Between the UnitedHealth Group (NYSE: UNH)-LHC Group Inc. (Nasdaq: LHCG) deal and this one, there have been two multi-billion dollar purchases in home care, home health and hospice in less than a month. And who knows what could ultimately happen with Enhabit Home Health & Hospice, the former Encompass Health (NYSE: EHC) business segment

Whether it’s a trend – or just an anomalous period of time – remains to be seen, Les Levinson, co-chair of the transactional health care practice at Robinson & Cole LLP, told Home Health Care News.

“I think we’re all going to just keep our eyes open to see if this is the beginning of a trend,” Levinson said. “A trend where you’re seeing these transactions happening, and happening more frequently. These transactions clearly stand out due to their financial terms, with numbers that are different than ones we’ve been seeing before.”

Humana initially acquired part of Kindred at Home in 2018. Three years later – in April of last year – it acquired the rest. Kindred at Home is one of the largest home health providers in the country, if not the largest. The transition from the Kindred brand to Humana’s “CenterWell” brand is currently underway.

Immediately after that deal, which was worth $8.1 billion in terms of enterprise value, Humana announced that it would be looking to divest Kindred’s hospice and personal care assets, viewing them as non-essential to a home-based, value-based strategy. 

But Humana is, again, maintaining that 40% stake. 

“[Humana] still has a fairly sizable minority stake here,” Levinson said. “It’s hedging its bet a little bit and keeping a foot in the door. They say that they want to be collaborative with others, but at the same time, they’re keeping a hand on the wheel.”

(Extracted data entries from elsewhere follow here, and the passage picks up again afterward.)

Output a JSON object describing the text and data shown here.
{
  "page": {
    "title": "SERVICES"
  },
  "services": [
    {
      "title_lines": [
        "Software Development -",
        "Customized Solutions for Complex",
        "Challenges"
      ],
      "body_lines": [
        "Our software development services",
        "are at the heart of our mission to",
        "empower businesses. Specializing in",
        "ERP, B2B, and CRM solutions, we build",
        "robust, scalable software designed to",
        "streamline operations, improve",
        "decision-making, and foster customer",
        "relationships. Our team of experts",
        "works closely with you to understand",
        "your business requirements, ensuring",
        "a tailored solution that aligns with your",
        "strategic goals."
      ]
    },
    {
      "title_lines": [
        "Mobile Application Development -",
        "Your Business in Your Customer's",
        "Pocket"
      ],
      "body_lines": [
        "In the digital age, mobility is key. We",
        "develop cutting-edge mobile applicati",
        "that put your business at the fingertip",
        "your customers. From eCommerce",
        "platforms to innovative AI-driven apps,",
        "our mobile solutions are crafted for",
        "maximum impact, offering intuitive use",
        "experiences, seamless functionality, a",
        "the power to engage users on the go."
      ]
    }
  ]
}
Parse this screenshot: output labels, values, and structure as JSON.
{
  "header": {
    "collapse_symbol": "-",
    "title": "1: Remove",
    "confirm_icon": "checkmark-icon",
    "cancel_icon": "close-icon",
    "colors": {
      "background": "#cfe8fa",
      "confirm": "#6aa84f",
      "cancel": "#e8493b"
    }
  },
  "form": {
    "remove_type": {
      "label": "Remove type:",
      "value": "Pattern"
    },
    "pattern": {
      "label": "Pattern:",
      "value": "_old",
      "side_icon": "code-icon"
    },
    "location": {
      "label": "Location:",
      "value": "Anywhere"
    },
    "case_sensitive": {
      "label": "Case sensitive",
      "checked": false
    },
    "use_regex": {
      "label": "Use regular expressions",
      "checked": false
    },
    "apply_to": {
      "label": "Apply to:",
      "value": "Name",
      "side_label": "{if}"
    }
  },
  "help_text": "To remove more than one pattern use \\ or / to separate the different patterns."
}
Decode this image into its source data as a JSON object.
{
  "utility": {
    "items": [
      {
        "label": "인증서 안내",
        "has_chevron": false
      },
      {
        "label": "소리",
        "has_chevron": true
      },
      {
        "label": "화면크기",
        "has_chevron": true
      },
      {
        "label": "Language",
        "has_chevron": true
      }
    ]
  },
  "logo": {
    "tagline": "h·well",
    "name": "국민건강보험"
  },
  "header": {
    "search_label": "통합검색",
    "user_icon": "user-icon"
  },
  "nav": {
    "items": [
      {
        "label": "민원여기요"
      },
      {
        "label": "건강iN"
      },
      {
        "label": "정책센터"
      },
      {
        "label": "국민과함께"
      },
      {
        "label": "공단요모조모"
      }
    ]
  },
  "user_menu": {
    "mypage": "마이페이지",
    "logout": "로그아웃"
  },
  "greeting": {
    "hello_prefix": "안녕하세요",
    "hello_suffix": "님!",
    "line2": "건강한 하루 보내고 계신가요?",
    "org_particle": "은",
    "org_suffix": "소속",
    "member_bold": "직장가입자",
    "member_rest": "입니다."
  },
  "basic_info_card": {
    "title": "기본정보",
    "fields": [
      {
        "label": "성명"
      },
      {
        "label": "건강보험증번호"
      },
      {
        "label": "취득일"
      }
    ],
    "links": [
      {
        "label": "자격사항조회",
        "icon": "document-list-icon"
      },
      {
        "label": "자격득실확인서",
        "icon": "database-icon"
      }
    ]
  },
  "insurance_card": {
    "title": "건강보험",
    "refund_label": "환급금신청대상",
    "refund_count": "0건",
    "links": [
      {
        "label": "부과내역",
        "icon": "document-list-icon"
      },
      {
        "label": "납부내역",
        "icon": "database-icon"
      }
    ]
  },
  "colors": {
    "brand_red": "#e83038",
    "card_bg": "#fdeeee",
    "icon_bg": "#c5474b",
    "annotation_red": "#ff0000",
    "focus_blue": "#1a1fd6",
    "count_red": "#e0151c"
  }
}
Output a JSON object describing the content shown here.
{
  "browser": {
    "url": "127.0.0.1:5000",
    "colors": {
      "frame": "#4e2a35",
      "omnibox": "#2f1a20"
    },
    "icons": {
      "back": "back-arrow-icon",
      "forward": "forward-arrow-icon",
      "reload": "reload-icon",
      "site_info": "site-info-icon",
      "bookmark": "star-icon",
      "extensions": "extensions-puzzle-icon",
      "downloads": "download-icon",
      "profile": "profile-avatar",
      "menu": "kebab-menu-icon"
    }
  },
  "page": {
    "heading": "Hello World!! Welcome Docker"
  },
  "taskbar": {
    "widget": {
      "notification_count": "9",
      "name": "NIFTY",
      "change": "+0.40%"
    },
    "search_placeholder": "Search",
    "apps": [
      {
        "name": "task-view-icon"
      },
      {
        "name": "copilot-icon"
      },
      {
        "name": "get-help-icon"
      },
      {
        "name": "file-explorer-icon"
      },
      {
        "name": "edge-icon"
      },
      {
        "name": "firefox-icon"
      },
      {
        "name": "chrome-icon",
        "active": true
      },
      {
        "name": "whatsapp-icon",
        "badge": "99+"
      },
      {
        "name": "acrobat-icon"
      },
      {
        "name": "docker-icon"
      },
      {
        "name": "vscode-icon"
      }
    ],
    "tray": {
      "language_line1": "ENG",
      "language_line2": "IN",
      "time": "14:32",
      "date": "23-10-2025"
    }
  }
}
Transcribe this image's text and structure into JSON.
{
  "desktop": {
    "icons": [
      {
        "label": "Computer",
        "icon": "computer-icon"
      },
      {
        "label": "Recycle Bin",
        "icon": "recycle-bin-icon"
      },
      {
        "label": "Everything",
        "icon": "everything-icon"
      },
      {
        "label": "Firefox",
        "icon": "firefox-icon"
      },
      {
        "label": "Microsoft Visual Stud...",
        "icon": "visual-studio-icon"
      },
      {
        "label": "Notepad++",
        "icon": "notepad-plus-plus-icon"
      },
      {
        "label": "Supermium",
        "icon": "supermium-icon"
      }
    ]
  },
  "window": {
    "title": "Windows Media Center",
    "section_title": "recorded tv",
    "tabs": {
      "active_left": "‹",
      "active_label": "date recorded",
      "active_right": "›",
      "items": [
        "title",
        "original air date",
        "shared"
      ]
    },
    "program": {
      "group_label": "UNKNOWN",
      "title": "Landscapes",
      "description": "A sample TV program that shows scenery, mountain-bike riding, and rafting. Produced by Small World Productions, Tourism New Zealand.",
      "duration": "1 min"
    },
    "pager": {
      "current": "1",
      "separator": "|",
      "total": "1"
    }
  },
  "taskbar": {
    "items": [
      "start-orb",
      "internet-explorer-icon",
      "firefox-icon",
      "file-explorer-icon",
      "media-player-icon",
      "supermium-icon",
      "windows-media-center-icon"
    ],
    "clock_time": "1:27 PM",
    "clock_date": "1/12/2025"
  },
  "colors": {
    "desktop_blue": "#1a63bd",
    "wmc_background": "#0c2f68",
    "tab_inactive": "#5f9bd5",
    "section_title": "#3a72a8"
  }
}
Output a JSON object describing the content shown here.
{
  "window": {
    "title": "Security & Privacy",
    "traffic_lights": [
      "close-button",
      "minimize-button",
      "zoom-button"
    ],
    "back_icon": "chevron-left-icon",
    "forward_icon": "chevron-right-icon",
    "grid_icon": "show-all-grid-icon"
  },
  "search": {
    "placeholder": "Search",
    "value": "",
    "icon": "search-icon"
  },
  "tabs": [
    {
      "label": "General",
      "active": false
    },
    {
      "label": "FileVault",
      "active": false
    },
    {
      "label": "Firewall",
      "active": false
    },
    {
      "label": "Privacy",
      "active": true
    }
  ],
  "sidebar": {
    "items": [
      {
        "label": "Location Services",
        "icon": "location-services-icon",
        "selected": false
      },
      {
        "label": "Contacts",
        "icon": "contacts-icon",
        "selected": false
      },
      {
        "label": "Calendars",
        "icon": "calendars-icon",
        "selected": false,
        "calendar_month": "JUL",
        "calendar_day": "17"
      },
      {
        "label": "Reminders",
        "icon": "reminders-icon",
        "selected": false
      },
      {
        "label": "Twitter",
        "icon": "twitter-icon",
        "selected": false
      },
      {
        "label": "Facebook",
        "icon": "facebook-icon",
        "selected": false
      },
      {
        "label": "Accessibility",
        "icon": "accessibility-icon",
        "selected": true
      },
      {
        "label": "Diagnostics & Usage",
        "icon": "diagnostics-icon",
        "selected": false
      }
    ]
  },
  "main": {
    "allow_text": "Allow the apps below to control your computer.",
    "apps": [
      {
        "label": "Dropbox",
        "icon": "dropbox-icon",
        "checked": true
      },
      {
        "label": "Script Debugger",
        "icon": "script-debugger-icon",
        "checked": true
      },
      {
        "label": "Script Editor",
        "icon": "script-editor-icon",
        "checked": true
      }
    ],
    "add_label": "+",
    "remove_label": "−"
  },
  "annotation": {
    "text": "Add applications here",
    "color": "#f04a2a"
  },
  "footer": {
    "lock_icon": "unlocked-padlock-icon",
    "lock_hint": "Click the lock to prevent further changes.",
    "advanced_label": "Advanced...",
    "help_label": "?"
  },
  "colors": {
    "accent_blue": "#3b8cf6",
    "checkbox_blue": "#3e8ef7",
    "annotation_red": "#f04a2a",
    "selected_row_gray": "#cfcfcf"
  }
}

From Humana’s perspective, the deal also obviously brings in something valuable: cash. Despite that, it’s possible that CDR may have gotten a relatively good deal, given other home health and hospice company valuation comparisons currently.

“They’re able to bring in a bunch of cash and improve their balance sheet, while still maintaining a sizable minority investment,” Levinson said. “They may have felt, given current valuations, that it was a good time to sell. Usually when you hold out to get the best possible price [for an asset], it doesn’t usually work out. Selling at an attractive price profit is not a bad strategy.”